Monday 25 October 2010

Fife Diet Membership Drive

Our first encounter with the Fife Diet was a news story forwarded to me by my brother just before Christmas in 2007. It was a BBC story about Mike and Karen Small and their attempt to eat an (almost) exclusively local diet for a year. We had a jolly good chuckle about it, and then - well - the idea grew on us. But it seemed so barmy - in Fife! A Sicilian local diet might be one thing, but Fife?

And then we got to think harder about the food available around us. We already had a veg box, so we knew there was plenty of good veg available all year around. Fife is an amazing fruit growing area, with soft fruit farms and the orchards of Newbugh giving the potential, with careful storage, for year-round fruit. The Farmer's Market gave us chicken, beef, lamb, buffalo, the famous Fletcher's Venison. There was new artisan cheese production at the St Andrew's Farmhouse Cheese Company. The Fife Diet had encouraged us to look up and see the abundance around us.
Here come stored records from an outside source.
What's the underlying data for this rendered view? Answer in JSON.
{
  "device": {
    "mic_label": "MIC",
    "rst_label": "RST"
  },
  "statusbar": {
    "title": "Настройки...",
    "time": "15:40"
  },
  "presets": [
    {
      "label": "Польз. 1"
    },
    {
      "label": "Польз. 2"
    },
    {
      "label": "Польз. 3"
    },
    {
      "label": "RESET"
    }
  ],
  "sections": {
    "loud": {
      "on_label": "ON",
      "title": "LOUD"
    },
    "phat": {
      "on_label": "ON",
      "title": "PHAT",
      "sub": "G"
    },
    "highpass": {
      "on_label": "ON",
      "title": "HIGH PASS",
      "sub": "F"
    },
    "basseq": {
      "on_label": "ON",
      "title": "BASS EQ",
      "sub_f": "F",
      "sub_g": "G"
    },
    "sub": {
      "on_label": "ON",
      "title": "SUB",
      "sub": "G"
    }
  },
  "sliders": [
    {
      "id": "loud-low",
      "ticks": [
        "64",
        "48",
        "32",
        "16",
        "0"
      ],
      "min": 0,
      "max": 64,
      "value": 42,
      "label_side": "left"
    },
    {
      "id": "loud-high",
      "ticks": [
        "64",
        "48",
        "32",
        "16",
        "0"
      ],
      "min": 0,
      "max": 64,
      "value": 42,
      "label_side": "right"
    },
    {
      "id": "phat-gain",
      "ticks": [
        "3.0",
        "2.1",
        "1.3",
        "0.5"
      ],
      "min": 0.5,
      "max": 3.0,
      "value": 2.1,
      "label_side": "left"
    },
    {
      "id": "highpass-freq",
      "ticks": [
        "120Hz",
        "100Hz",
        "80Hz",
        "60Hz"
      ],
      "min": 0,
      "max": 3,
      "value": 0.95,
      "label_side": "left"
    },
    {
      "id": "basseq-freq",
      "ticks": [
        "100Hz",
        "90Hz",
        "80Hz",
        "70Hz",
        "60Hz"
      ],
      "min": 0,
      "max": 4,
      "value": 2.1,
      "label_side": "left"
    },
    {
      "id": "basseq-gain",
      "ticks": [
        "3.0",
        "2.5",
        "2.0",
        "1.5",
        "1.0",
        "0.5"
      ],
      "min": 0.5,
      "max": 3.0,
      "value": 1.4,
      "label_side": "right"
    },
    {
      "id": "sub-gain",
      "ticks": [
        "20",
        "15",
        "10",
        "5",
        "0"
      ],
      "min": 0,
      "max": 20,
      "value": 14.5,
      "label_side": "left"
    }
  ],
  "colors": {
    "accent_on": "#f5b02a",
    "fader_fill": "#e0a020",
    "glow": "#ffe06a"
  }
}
We signed up, got involved, and began to see the potential and the madness that constitute the routes between field and plate in this country. We could see wheat growing from our windows, but could not buy local grain or flour. It was simpler for us to get to Edinburgh to the Farmer's Market than to any of the Fife Farmer's Markets, except for the once a month Dunfermline one five minutes walk away. By what route did the eggs from neighbouring Perth get to our local Marks and Spencers? The Fife Diet sought to find ways to have a more sensible local food economy.
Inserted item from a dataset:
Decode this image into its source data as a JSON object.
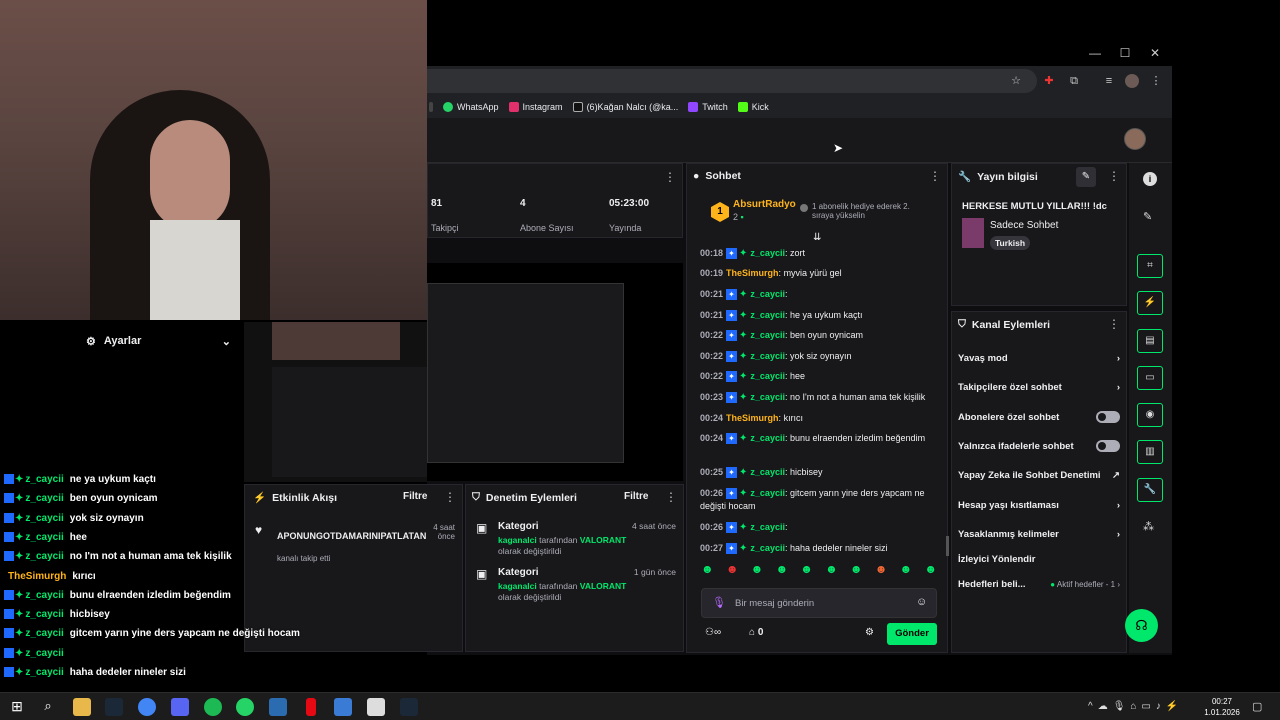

Having gone through the year of a strict Fife diet, the Fife Diet project now aims to encourage people to eat more local and sustainable food. There's a good page here on their site with practical ideas to help. They're on a drive to double their membership by Christmas. If you're living in Fife you can register as an Active Member. If you live elsewhere, but want to support the Fife Diet you can register as a Friend. Here's the place do it.

And here are some beautiful Newburgh plums, now transformed into spiced plums waiting to be enjoyed with our local Christmas dinner.